Herr Macron hatte an anderer Stelle auch verkündet, Europa „stärken“ zu wollen, womit er implizit meint, dass Deutschland für die Stärkung zahlen muss. Dem wird denn auch gehorsamst im Koalitionsvertrag Rechnung getragen: „Wir brauchen (in der EU) eine entschlossene und substanzielle Außen-, Sicherheits-, Entwicklungs- und Menschenrechtspolitik aus einem Guss. Wir wollen die dafür zur Verfügung stehenden Mittel deutlich stärken, um die immensen internationalen Herausforderungen zu bewältigen.“ (S.144)
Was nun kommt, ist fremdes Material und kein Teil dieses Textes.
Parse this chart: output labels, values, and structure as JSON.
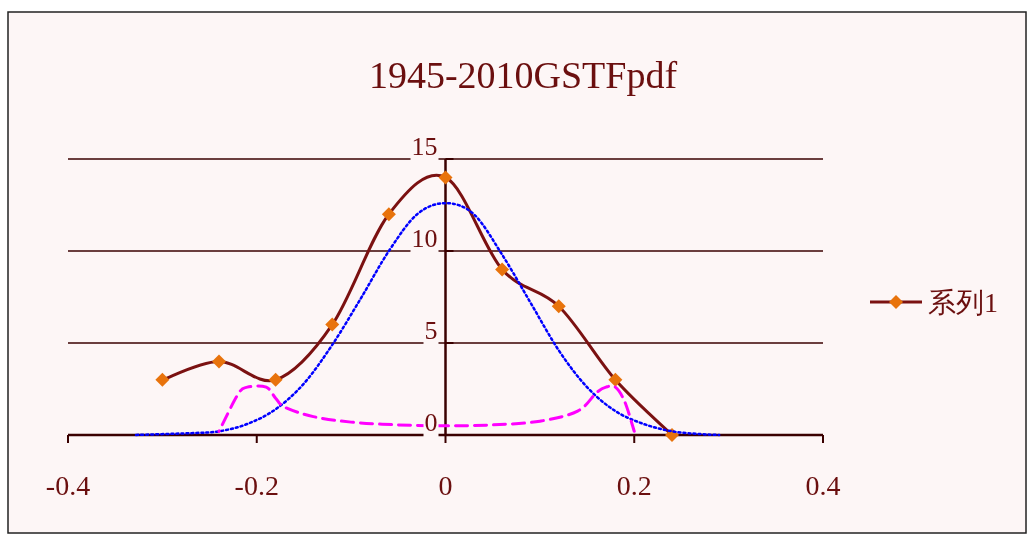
{
  "chart_data": {
    "type": "line",
    "title": "1945-2010GSTFpdf",
    "xlim": [
      -0.4,
      0.4
    ],
    "xticks": [
      -0.4,
      -0.2,
      0,
      0.2,
      0.4
    ],
    "ylim": [
      0,
      15
    ],
    "yticks": [
      0,
      5,
      10,
      15
    ],
    "grid": "y",
    "legend": "right",
    "series": [
      {
        "name": "系列1",
        "color": "#7b1111",
        "colors": [
          "#e8730c",
          "#e8730c",
          "#e8730c",
          "#e8730c",
          "#e8730c",
          "#e8730c",
          "#e8730c",
          "#e8730c",
          "#e8730c",
          "#e8730c"
        ],
        "marker": "diamond",
        "line_style": "solid",
        "x": [
          -0.3,
          -0.24,
          -0.18,
          -0.12,
          -0.06,
          0,
          0.06,
          0.12,
          0.18,
          0.24
        ],
        "values": [
          3,
          4,
          3,
          6,
          12,
          14,
          9,
          7,
          3,
          0
        ]
      },
      {
        "color": "#0000ff",
        "marker": "none",
        "line_style": "dotted",
        "x": [
          -0.33,
          -0.27,
          -0.24,
          -0.21,
          -0.18,
          -0.15,
          -0.12,
          -0.09,
          -0.06,
          -0.03,
          0,
          0.03,
          0.06,
          0.09,
          0.12,
          0.15,
          0.18,
          0.21,
          0.24,
          0.27,
          0.29
        ],
        "values": [
          0,
          0.1,
          0.2,
          0.6,
          1.4,
          2.8,
          4.9,
          7.4,
          10,
          12,
          12.6,
          12,
          9.8,
          7.2,
          4.6,
          2.6,
          1.3,
          0.6,
          0.2,
          0.05,
          0
        ]
      },
      {
        "color": "#ff00ff",
        "marker": "none",
        "line_style": "dashed",
        "x": [
          -0.24,
          -0.22,
          -0.21,
          -0.19,
          -0.18,
          -0.17,
          -0.14,
          -0.1,
          -0.05,
          0,
          0.05,
          0.1,
          0.14,
          0.16,
          0.17,
          0.18,
          0.19,
          0.2
        ],
        "values": [
          0.2,
          2.2,
          2.6,
          2.6,
          2.0,
          1.5,
          1.0,
          0.7,
          0.55,
          0.5,
          0.55,
          0.75,
          1.3,
          2.3,
          2.6,
          2.6,
          1.8,
          0.2
        ]
      }
    ]
  }
}
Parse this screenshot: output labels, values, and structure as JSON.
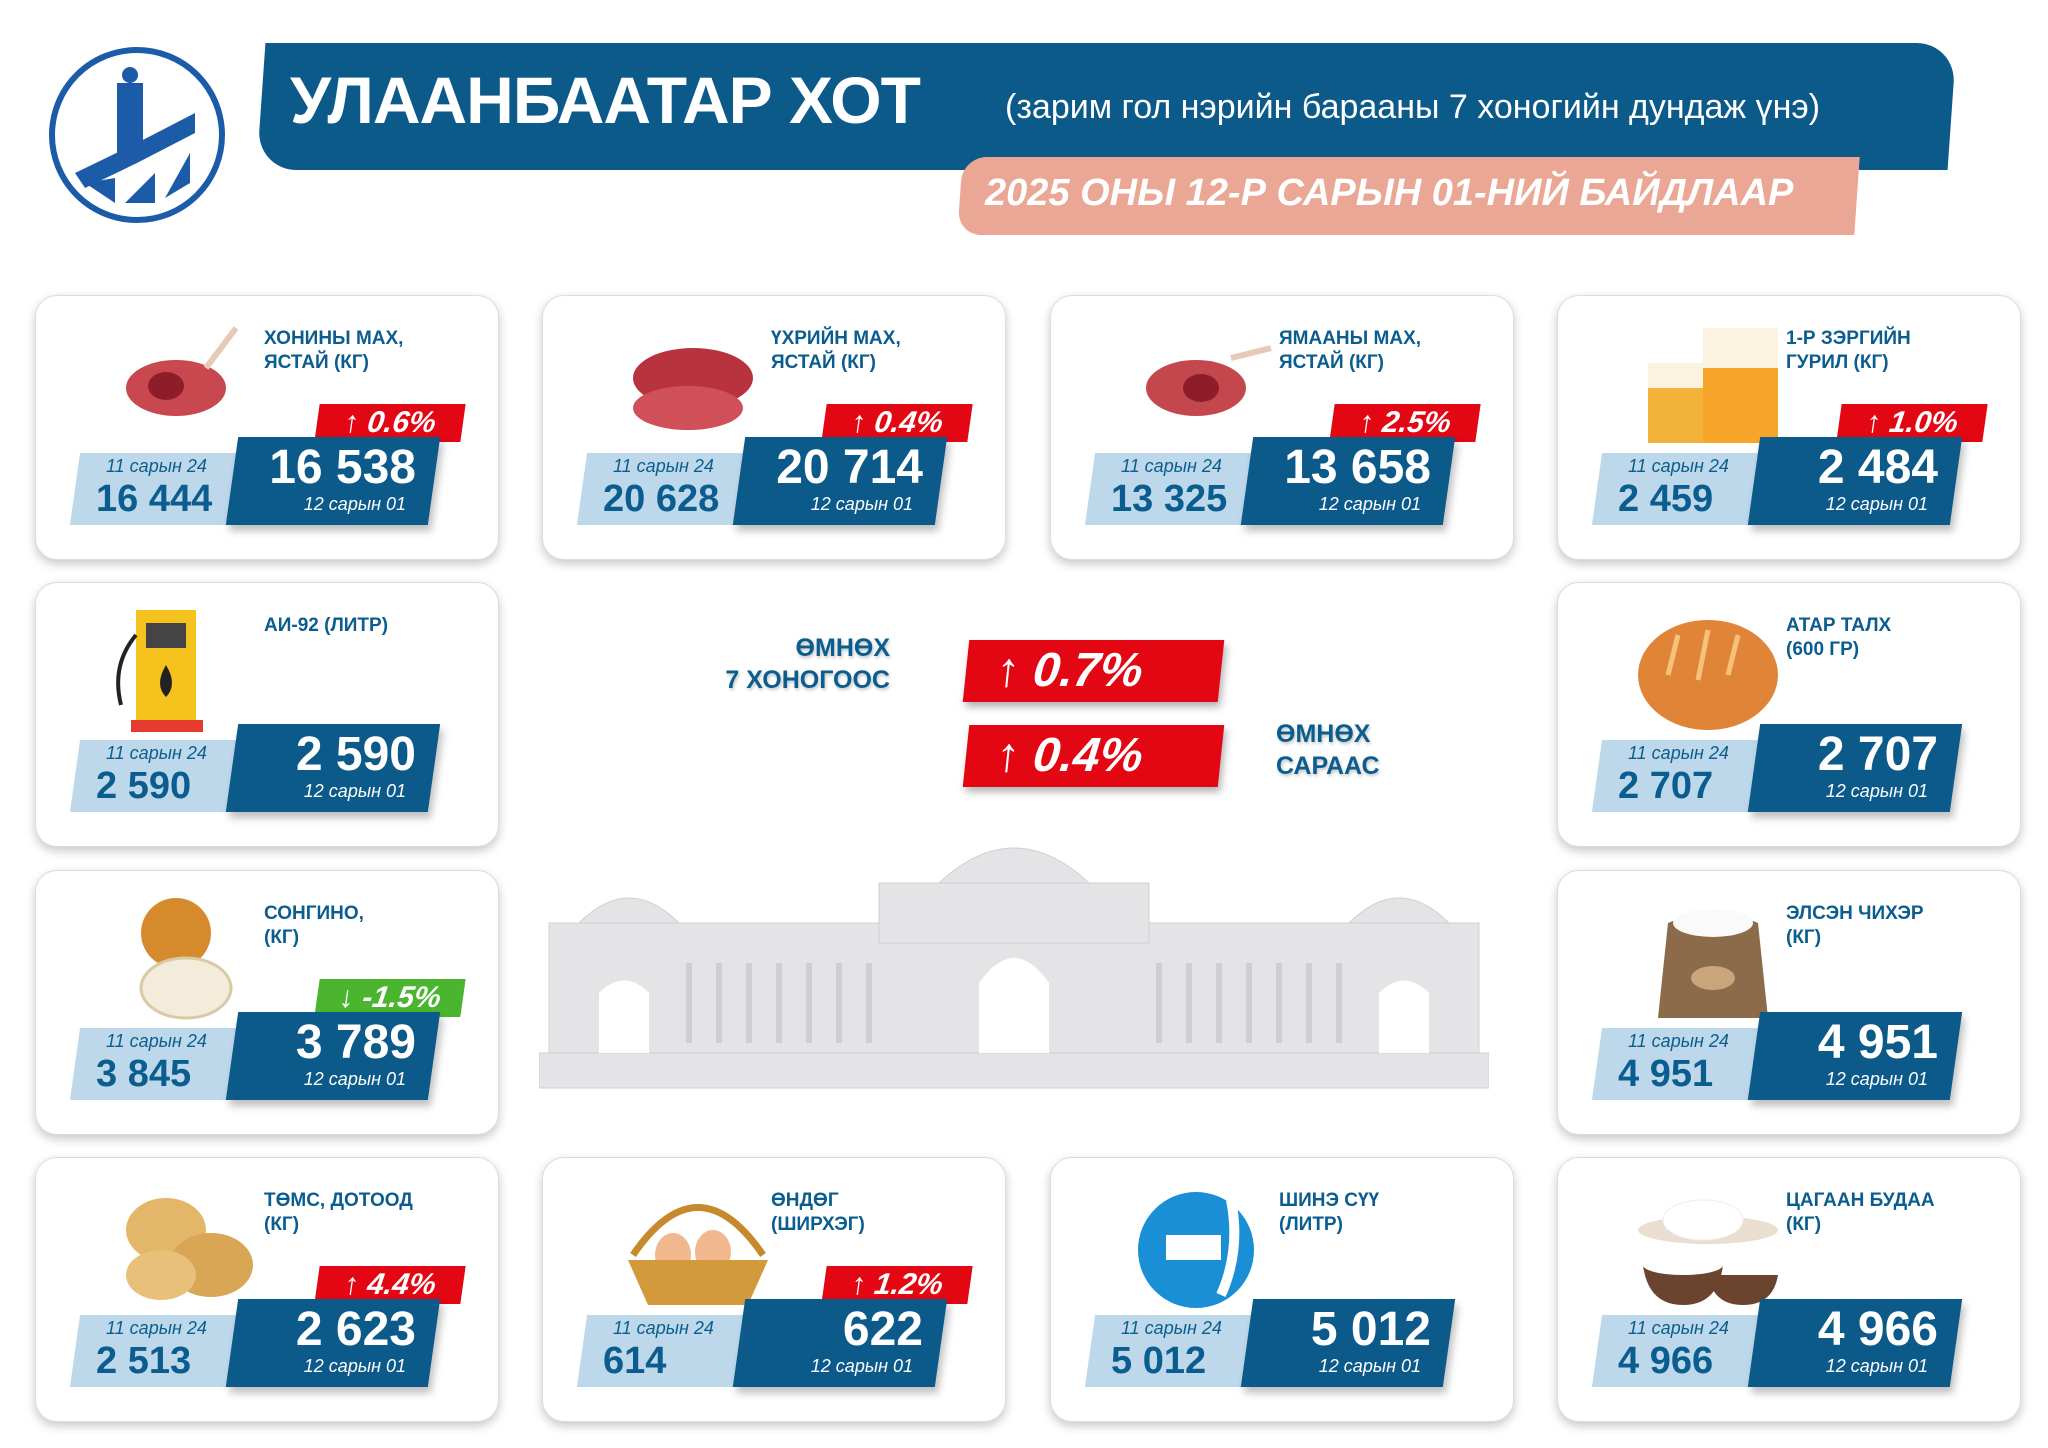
{
  "header": {
    "title": "УЛААНБААТАР ХОТ",
    "subtitle": "(зарим гол нэрийн барааны 7 хоногийн дундаж үнэ)",
    "date": "2025 ОНЫ 12-Р САРЫН 01-НИЙ БАЙДЛААР"
  },
  "colors": {
    "primary": "#0b5a8a",
    "light": "#bcd8ea",
    "up": "#e30613",
    "down": "#4cb52f",
    "date_bar": "#eaa795"
  },
  "labels": {
    "prev": "11 сарын 24",
    "curr": "12 сарын 01"
  },
  "summary": {
    "week_label": "ӨМНӨХ\n7 ХОНОГООС",
    "week_change": "↑ 0.7%",
    "month_label": "ӨМНӨХ\nСАРААС",
    "month_change": "↑ 0.4%"
  },
  "items": [
    {
      "title": "ХОНИНЫ МАХ,\nЯСТАЙ (КГ)",
      "icon": "lamb-meat-icon",
      "prev": "16 444",
      "curr": "16 538",
      "change": "↑ 0.6%",
      "dir": "up"
    },
    {
      "title": "ҮХРИЙН МАХ,\nЯСТАЙ (КГ)",
      "icon": "beef-icon",
      "prev": "20 628",
      "curr": "20 714",
      "change": "↑ 0.4%",
      "dir": "up"
    },
    {
      "title": "ЯМААНЫ МАХ,\nЯСТАЙ (КГ)",
      "icon": "goat-meat-icon",
      "prev": "13 325",
      "curr": "13 658",
      "change": "↑ 2.5%",
      "dir": "up"
    },
    {
      "title": "1-Р ЗЭРГИЙН\nГУРИЛ (КГ)",
      "icon": "flour-icon",
      "prev": "2 459",
      "curr": "2 484",
      "change": "↑ 1.0%",
      "dir": "up"
    },
    {
      "title": "АИ-92 (ЛИТР)",
      "icon": "fuel-pump-icon",
      "prev": "2 590",
      "curr": "2 590",
      "change": "",
      "dir": "none"
    },
    {
      "title": "АТАР ТАЛХ\n(600 ГР)",
      "icon": "bread-icon",
      "prev": "2 707",
      "curr": "2 707",
      "change": "",
      "dir": "none"
    },
    {
      "title": "СОНГИНО,\n(КГ)",
      "icon": "onion-icon",
      "prev": "3 845",
      "curr": "3 789",
      "change": "↓ -1.5%",
      "dir": "down"
    },
    {
      "title": "ЭЛСЭН ЧИХЭР\n(КГ)",
      "icon": "sugar-sack-icon",
      "prev": "4 951",
      "curr": "4 951",
      "change": "",
      "dir": "none"
    },
    {
      "title": "ТӨМС, ДОТООД\n(КГ)",
      "icon": "potato-icon",
      "prev": "2 513",
      "curr": "2 623",
      "change": "↑ 4.4%",
      "dir": "up"
    },
    {
      "title": "ӨНДӨГ\n(ШИРХЭГ)",
      "icon": "eggs-basket-icon",
      "prev": "614",
      "curr": "622",
      "change": "↑ 1.2%",
      "dir": "up"
    },
    {
      "title": "ШИНЭ СҮҮ\n(ЛИТР)",
      "icon": "milk-icon",
      "prev": "5 012",
      "curr": "5 012",
      "change": "",
      "dir": "none"
    },
    {
      "title": "ЦАГААН БУДАА\n(КГ)",
      "icon": "rice-icon",
      "prev": "4 966",
      "curr": "4 966",
      "change": "",
      "dir": "none"
    }
  ]
}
Hier vermerkt der Koalitionsvertrag erstaunlicherweise, wie die „Finanzierung“ stattfinden soll:
„Im Rahmen der jährlichen Haushaltsaufstellung ab 2018 bis 2021 wird die Koalition zusätzlich entstehende Haushaltsspielräume prioritär (Anm. d. V.: „Verteidigung“ steht auf Platz Nr. 5 in der Prioritätenliste auf S. 68) dazu nutzen, neben den Verteidigungsausgaben zugleich die Mittel für Krisenprävention, humanitäre Hilfe, auswärtige Kultur- und Bildungspolitik und Entwicklungszusammenarbeit ausgehend von der Grundlage des 51. Finanzplans angemessen zu erhöhen im Verhältnis von eins zu eins beim Verteidigungshaushalt zu Ausgaben im Rahmen der ODA-Quote (Krisenprävention, humanitäre Hilfe, Auswärtige Kultur- und Bildungspolitik und Entwicklungszusammenarbeit). Diese Erhöhungen dienen der Schließung von Fähigkeitslücken der Bundeswehr und der Stärkung der europäischen Zusammenarbeit im Verteidigungsbereich wie auch gleichermaßen der Stärkung der zivilen Instrumente der Außenpolitik und Entwicklungszusammenarbeit im Rahmen einer umfassenden gemeinsamen Friedens- und Sicherheitspolitik. Deutschland wird verbindlich mit dieser Haushaltspolitik und der Koppelung von Verteidigungsausgaben und ODA-quotenfähigen Ausgaben sowohl dem Zielkorridor der Vereinbarungen in der NATO folgen als auch den internationalen Verpflichtungen zur weiteren Steigerung der ODA-Quote nachkommen, deren beider Absinken bereits 2018 verhindert werden muss.“ (S.145)
Mit einem solchen „Finanzierungsmodell Hoffnung“ sollte mal ein Normalbürger um einen Kleinkredit für den Erwerb eines Faltbootes bei einer Bank vorsprechen. Es würde als Pausenclown betrachtet. In der Politik landen solche Phantasten im Kabinett.
Fazit: Bei Lichte betrachtet sollte kein Eintrittsgeld sondern eine verpflichtende Vergnügungssteuer erhoben werden, um wenigstens die Männer an den Lenzpumpen zu bezahlen, damit der Spaß irgendwie noch ein wenig weitergeht!